Le marcate differenze politiche, normative e amministrative tra i Paesi europei si riflettono inesorabilmente sui costi di investimento degli impianti da rinnovabili, che variano “enormemente” tra i membri dell’UE. per un parco eolico in terraferma, la Wacc (costo medio ponderato del capitale) va dal 3,5% della Germania al 12% della Grecia, il costo del capitale proprio dal 6% tedesco ad oltre il 15% di Estonia, Grecia, Lettonia, Lituania, Romania e Slovenia e il costo del debito dall’1,8% sempre della Germania al 12,6% ancora della Grecia.
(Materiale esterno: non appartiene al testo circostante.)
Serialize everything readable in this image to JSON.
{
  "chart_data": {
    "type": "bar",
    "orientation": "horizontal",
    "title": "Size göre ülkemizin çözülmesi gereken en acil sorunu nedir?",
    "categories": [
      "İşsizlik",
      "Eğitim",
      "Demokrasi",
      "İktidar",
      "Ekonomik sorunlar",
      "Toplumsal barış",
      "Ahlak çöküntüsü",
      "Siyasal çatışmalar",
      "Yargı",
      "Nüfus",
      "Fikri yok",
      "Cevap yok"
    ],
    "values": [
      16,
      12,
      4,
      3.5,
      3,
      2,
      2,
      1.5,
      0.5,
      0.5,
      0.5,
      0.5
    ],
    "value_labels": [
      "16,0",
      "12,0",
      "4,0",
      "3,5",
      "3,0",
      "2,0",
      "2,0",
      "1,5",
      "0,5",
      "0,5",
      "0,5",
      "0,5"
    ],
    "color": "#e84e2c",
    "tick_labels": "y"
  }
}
Questo è il quadro fornito dal rapporto in cui sono contenute le conclusioni del progetto DiaCore sviluppato da Fraunhofer Isi, Ecofys, Eclareon, Epu-Ntua, Lei e TU Wien per conto della Commissione Ue. Secondo il rapporto, la percezione del rischio da parte degli investitori, che per centrare i target UE al 2020 per le FER dovranno mettere in campo 60-70 miliardi di euro all’anno, è influenzata da numerosi fattori. Il primo è senza dubbio il quadro normativo e gli improvvisi mutamenti politici (vedi anche Brexit), per arrivare alle procedure autorizzative e all’accesso alla rete. Su tutti svetta però il tipo di sistema di sostegno (conto energia, premi, aste etc.), determinante per la definizione del livello di rischio dei progetti. In questo quadro, rileva il rapporto, le politiche hanno un ruolo fondamentale nella mitigazione del rischio di investimento, tanto che se le pratiche adottate dai Paesi “primi della classe” si diffondessero in tutta la UE si avrebbe un risparmio del 15% a parità di potenza realizzata. In altri termini, i Governi europei dovrebbero fornire la massima chiarezza e stabilità in materia di procedure e normative.
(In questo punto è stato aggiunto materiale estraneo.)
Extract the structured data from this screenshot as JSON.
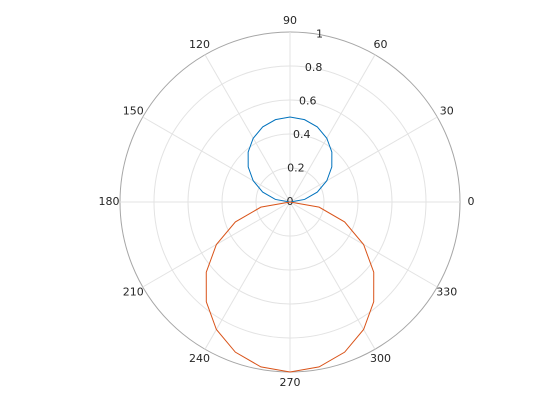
{
  "chart_data": {
    "type": "polar",
    "rlim": [
      0,
      1
    ],
    "rticks": [
      0,
      0.2,
      0.4,
      0.6,
      0.8,
      1
    ],
    "thetaticks": [
      0,
      30,
      60,
      90,
      120,
      150,
      180,
      210,
      240,
      270,
      300,
      330
    ],
    "grid": true,
    "series": [
      {
        "color": "#0072bd",
        "theta": [
          0,
          10,
          20,
          30,
          40,
          50,
          60,
          70,
          80,
          90,
          100,
          110,
          120,
          130,
          140,
          150,
          160,
          170,
          180
        ],
        "r": [
          0,
          0.087,
          0.171,
          0.25,
          0.321,
          0.383,
          0.433,
          0.47,
          0.492,
          0.5,
          0.492,
          0.47,
          0.433,
          0.383,
          0.321,
          0.25,
          0.171,
          0.087,
          0
        ]
      },
      {
        "color": "#d95319",
        "theta": [
          180,
          190,
          200,
          210,
          220,
          230,
          240,
          250,
          260,
          270,
          280,
          290,
          300,
          310,
          320,
          330,
          340,
          350,
          360
        ],
        "r": [
          0,
          0.174,
          0.342,
          0.5,
          0.643,
          0.766,
          0.866,
          0.94,
          0.985,
          1,
          0.985,
          0.94,
          0.866,
          0.766,
          0.643,
          0.5,
          0.342,
          0.174,
          0
        ]
      }
    ]
  }
}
Per l’Italia, in particolare, i rischi individuati sono, nell’ordine, quelli di tipo amministrativo, di struttura normativa, di accesso alla rete, di finanziamento, di improvvisi mutamenti normativi, di regolazione, di accettazione sociale e, infine, tecnico-gestionali.
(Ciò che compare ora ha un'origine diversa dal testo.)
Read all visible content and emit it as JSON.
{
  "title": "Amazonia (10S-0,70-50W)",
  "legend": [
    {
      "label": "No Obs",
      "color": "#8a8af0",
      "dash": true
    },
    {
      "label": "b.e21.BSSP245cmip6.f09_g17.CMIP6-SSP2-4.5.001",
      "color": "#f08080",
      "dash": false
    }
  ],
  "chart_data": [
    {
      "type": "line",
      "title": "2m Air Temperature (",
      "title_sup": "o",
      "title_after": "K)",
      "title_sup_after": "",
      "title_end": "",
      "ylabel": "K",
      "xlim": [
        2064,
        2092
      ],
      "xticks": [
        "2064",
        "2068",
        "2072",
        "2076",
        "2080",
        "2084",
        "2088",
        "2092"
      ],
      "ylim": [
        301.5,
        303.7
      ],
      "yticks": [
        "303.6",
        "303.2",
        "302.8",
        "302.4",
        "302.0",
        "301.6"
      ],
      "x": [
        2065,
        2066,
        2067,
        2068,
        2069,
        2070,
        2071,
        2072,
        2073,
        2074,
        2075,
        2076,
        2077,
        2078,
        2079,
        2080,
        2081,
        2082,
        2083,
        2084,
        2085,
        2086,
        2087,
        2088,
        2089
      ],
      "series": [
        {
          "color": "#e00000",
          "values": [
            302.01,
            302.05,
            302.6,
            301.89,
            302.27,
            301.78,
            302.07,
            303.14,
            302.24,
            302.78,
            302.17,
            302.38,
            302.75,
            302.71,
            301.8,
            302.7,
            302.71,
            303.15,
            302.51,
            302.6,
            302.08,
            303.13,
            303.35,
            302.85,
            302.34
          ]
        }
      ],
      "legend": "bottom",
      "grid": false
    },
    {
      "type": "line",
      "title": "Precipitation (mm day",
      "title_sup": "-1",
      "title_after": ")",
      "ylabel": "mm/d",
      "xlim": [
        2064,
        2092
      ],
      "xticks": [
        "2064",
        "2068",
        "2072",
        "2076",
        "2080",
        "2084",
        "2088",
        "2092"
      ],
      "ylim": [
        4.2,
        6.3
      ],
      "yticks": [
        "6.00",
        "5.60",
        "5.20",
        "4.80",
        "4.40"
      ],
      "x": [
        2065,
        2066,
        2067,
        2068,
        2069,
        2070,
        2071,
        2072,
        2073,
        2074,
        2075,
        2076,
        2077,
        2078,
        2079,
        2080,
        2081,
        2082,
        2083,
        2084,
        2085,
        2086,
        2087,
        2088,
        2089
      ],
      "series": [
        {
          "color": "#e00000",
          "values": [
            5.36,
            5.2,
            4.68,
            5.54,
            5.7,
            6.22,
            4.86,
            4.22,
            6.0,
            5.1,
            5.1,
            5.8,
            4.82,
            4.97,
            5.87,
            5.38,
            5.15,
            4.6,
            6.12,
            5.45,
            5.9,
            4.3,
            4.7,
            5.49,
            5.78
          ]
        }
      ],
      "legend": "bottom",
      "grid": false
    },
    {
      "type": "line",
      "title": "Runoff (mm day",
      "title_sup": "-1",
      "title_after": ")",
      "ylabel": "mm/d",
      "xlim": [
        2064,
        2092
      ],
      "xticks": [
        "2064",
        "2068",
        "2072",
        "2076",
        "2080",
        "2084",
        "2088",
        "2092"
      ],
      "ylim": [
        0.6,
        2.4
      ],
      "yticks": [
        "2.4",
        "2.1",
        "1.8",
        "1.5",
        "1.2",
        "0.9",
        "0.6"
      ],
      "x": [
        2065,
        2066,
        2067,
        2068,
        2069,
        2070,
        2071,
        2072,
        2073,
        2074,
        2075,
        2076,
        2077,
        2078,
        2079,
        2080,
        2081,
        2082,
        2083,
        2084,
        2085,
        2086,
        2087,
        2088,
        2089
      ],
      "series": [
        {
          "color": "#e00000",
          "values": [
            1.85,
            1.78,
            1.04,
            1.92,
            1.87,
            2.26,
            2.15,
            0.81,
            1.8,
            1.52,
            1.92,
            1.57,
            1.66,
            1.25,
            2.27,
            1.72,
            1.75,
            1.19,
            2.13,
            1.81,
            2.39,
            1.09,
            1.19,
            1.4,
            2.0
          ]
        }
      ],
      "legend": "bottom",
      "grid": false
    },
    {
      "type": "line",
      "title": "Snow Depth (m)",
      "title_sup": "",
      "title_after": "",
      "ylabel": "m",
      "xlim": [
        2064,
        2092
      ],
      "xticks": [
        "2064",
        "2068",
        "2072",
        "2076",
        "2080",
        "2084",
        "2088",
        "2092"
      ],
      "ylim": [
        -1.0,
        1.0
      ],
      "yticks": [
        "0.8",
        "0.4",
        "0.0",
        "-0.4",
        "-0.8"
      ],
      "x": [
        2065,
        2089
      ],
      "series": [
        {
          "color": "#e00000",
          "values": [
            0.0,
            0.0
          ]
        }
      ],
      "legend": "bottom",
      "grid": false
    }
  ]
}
Venendo ai dati forniti dal progetto DiaCore, che prendono a riferimento l’eolico onshore, l’Italia risulta nella media UE. Sul fronte del rapporto indebitamento/patrimonio (debt/equity), la Penisola sconta tuttavia un sensibile gap con i Paesi più virtuosi: 65/35, contro l’80/20 di Germania e Francia, il 75/25 del Regno Unito e il 70/30 della Polonia. Proprio i quattro Paesi che hanno installato nel 2015 la maggiore capacità eolica: 6.013 MW, 1.073 MW, 975 MW e 1.266 MW rispettivamente, mentre l’Italia si è fermata a 295 MW.